Saturday, July 15, 2006

Countdown to Farewell

Well just as I’m finally feeling like a part of my village, I’ve made my decision: I’m getting a site change. Today I rode my bike past one of the primary schools in town, and instead of the eighth grade boys stopping their football game to screech, “China china yangyangyangyang howayoo howayoo hiiiii,” in modulated nasal voices, they just said, “Hallo, madame, howayoo?” and continued playing.

Yesterday I passed the same school and some of the older girls asked me to join their game of jump rope, which ended up being the most hilarious thing they’d seen in years because I couldn’t clear the twine they were holding 2 feet off the ground. Today they greeted me by name, if only to outdo the boys, who only know me as madame.

Peddling past the familiar fields of maize that hug the rolling foothills of the purple escarpment looming in the distance, I started to think of all the things, and all the people, I’m going to miss from my village.

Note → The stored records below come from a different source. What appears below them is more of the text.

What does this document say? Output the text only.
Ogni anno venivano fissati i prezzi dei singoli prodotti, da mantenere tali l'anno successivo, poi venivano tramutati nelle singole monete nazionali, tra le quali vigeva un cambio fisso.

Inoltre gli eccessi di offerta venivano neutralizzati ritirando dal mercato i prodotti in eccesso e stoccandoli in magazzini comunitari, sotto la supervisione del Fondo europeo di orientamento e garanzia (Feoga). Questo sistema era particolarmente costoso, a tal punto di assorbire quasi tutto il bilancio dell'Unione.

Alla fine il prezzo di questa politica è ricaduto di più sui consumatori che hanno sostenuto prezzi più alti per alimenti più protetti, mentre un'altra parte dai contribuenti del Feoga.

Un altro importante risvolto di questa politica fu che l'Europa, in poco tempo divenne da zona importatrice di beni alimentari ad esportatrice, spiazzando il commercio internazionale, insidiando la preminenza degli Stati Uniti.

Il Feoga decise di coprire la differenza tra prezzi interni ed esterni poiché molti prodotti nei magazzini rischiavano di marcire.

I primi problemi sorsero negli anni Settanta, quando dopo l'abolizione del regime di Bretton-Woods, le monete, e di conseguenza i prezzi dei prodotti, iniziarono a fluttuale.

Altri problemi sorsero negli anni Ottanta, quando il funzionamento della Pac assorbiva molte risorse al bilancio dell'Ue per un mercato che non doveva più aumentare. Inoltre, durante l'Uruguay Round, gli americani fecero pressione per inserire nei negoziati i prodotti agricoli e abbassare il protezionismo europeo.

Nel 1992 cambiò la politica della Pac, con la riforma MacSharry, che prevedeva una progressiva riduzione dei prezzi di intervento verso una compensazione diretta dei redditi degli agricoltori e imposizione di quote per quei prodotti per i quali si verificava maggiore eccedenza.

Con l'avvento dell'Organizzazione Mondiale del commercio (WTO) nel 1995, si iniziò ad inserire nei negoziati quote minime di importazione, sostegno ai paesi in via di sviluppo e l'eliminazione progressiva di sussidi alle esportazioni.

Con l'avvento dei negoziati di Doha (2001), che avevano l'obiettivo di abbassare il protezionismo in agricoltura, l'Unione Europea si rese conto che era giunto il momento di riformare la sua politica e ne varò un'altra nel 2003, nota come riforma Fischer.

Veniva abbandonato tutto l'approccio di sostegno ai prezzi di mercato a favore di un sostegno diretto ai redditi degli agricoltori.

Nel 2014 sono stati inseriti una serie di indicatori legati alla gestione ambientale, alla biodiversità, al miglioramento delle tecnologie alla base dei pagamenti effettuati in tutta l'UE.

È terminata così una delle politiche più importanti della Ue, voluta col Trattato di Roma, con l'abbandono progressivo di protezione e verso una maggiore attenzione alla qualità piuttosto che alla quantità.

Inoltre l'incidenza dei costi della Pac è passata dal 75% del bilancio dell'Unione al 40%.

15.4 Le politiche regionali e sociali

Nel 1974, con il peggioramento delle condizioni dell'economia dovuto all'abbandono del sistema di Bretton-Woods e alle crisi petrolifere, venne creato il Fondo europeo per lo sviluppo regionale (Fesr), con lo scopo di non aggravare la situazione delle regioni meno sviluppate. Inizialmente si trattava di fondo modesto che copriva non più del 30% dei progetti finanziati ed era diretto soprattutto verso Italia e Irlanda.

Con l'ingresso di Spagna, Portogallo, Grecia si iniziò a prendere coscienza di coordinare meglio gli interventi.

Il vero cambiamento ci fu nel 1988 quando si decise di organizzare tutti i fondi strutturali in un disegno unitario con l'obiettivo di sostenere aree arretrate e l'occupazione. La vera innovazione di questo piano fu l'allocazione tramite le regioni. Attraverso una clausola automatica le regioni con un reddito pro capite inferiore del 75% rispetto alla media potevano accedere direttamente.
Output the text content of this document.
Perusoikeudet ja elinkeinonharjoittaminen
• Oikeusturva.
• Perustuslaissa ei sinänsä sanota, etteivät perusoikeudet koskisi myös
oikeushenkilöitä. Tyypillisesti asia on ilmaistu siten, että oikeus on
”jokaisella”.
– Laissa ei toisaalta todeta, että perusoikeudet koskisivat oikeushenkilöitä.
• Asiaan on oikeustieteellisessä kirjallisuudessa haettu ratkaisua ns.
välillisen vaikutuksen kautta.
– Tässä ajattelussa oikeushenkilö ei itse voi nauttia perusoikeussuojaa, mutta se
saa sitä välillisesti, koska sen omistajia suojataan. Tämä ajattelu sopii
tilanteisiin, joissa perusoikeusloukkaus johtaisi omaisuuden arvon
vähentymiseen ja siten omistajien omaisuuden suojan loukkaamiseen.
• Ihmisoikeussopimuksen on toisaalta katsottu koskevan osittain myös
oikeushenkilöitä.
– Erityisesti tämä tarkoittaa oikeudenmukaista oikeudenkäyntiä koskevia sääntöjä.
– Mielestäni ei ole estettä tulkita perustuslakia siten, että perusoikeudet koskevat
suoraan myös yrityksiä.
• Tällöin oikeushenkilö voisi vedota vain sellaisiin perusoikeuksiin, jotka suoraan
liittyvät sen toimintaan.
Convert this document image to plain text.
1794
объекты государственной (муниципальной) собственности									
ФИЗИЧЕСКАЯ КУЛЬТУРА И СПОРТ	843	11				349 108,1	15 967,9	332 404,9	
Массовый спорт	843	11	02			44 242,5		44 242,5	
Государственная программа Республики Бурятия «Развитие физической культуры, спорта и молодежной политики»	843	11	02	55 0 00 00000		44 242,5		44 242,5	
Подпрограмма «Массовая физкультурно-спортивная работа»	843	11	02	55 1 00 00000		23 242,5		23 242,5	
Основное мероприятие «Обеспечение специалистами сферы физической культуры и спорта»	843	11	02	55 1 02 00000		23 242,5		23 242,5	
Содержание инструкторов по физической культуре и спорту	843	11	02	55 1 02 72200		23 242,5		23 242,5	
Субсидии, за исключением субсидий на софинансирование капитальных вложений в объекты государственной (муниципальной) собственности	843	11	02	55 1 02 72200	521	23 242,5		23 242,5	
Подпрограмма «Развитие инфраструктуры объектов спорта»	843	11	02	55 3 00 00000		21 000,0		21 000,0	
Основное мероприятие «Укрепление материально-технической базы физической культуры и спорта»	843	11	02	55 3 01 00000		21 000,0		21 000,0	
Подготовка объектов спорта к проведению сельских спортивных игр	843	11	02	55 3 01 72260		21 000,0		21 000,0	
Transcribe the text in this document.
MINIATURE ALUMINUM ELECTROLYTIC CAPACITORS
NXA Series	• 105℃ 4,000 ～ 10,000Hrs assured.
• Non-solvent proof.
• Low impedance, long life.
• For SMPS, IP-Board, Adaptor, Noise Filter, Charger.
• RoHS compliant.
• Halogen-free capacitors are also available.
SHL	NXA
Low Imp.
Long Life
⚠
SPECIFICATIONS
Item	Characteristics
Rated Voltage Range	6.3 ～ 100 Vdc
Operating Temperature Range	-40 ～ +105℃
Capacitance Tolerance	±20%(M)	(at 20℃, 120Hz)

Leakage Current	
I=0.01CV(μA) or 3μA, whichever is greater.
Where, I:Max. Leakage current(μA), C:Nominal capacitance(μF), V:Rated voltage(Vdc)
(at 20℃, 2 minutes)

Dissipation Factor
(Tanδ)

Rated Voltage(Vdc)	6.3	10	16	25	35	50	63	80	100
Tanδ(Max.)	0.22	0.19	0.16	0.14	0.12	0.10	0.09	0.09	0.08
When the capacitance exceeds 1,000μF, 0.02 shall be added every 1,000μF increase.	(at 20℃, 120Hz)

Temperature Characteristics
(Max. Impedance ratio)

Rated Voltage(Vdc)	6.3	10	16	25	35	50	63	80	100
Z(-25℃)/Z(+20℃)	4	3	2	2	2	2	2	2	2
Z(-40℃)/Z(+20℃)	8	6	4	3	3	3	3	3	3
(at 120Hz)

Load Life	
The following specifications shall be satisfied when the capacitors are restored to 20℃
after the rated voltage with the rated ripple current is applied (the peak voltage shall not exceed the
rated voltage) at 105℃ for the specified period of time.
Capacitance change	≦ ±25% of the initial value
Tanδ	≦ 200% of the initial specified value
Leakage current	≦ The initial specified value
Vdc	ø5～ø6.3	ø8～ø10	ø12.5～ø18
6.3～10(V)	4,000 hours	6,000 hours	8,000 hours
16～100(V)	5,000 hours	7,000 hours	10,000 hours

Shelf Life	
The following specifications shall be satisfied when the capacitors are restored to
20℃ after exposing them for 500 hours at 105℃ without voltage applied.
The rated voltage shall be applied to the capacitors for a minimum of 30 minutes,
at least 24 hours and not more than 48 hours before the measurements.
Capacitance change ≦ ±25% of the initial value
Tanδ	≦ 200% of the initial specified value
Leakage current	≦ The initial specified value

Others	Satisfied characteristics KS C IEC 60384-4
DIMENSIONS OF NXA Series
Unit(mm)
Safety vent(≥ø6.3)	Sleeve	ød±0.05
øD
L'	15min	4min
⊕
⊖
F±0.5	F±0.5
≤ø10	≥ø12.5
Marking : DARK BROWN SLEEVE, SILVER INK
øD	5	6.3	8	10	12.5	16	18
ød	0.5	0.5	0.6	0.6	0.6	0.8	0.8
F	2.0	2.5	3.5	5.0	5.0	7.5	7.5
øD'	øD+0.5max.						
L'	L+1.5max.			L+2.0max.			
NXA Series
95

• Most of all, and most obviously, my friends Hillary, Julia, Emily and Mwalimu Nancy
• the neighbors’ kids, all the different shopkeepers, vendors and other people around town whom I buy things from – Chumba, who is probably the most honest and down-to-earth shopkeeper I’ve ever met in Kenya
• and his neighbor who sells my favorite bread (United, unsliced)
• Nellie at the agrovet
• Mary and Joshua (or is it Joseph) at the hoteli
• the ladies at the posta
• Julius and the characters at the petrol station
• the woman who never smiles who runs the duka (shop) where I buy potatoes and green peppers
• the bored youths who run the only supermarket in town
• Eric, my tomato vendor, who is STILL trying to set me up with his brother
• all the mamas who sell me vegetables
• the old old Mzee who wheels around jerrycans of water with his fiercely loyal and slightly less old dog with the saggy nipples
• the two or three rotating Luo fundis (tailors) whose collective ability to understand my English seems to fluctuate from proficient to less than zero in a single minute
• all the high school girls I’ve befriended from my school and others around the village
• the Luhya kids who scream my name when they see me after I taught them that screaming China is bad behavior
• our DO who has the best deadpan humor in all of Rift Valley and borrowed all my back issues of Newsweek and who must not be that corrupt because he’s been around for almost nine months now
• the matatus drivers and drunks who sideline as matatu touts when they’re coherent enough to make out potential customers coming from a distance
• the nurses and other hospital staff at the Mission Hospital
• the cook at the Catholic parish who owns two bicycles he souped up himself
• the precocious eighth grade midget at the School for the Disabled who I hope will become the first female President of Kenya
• Alfred the water technician who lives next door and always seems to be passing me on the road
• the farm manager and his staff who used to visit me in the shamba to admire my crops hoping to score some free zucchini and squash
• the old Mzee who spends all day every day tending only one cow which happens to always wander onto the VCT premises and eat all the plants intended for landscaping
• the divisional public health officer who always seems to have somewhere important to rush off to on his motorcycle but was always happy to talk to me about whatever work I was doing in the community (a rare trait in these parts)
• the black-and-white Colobus monkeys chortling in the trees next to my house

Wow this is not even an exhaustive list but you get the idea. The move seems like it has been a long time coming, but the logistics have come together quickly and I'll probably be whisked off to my new home without much time to say goodbye.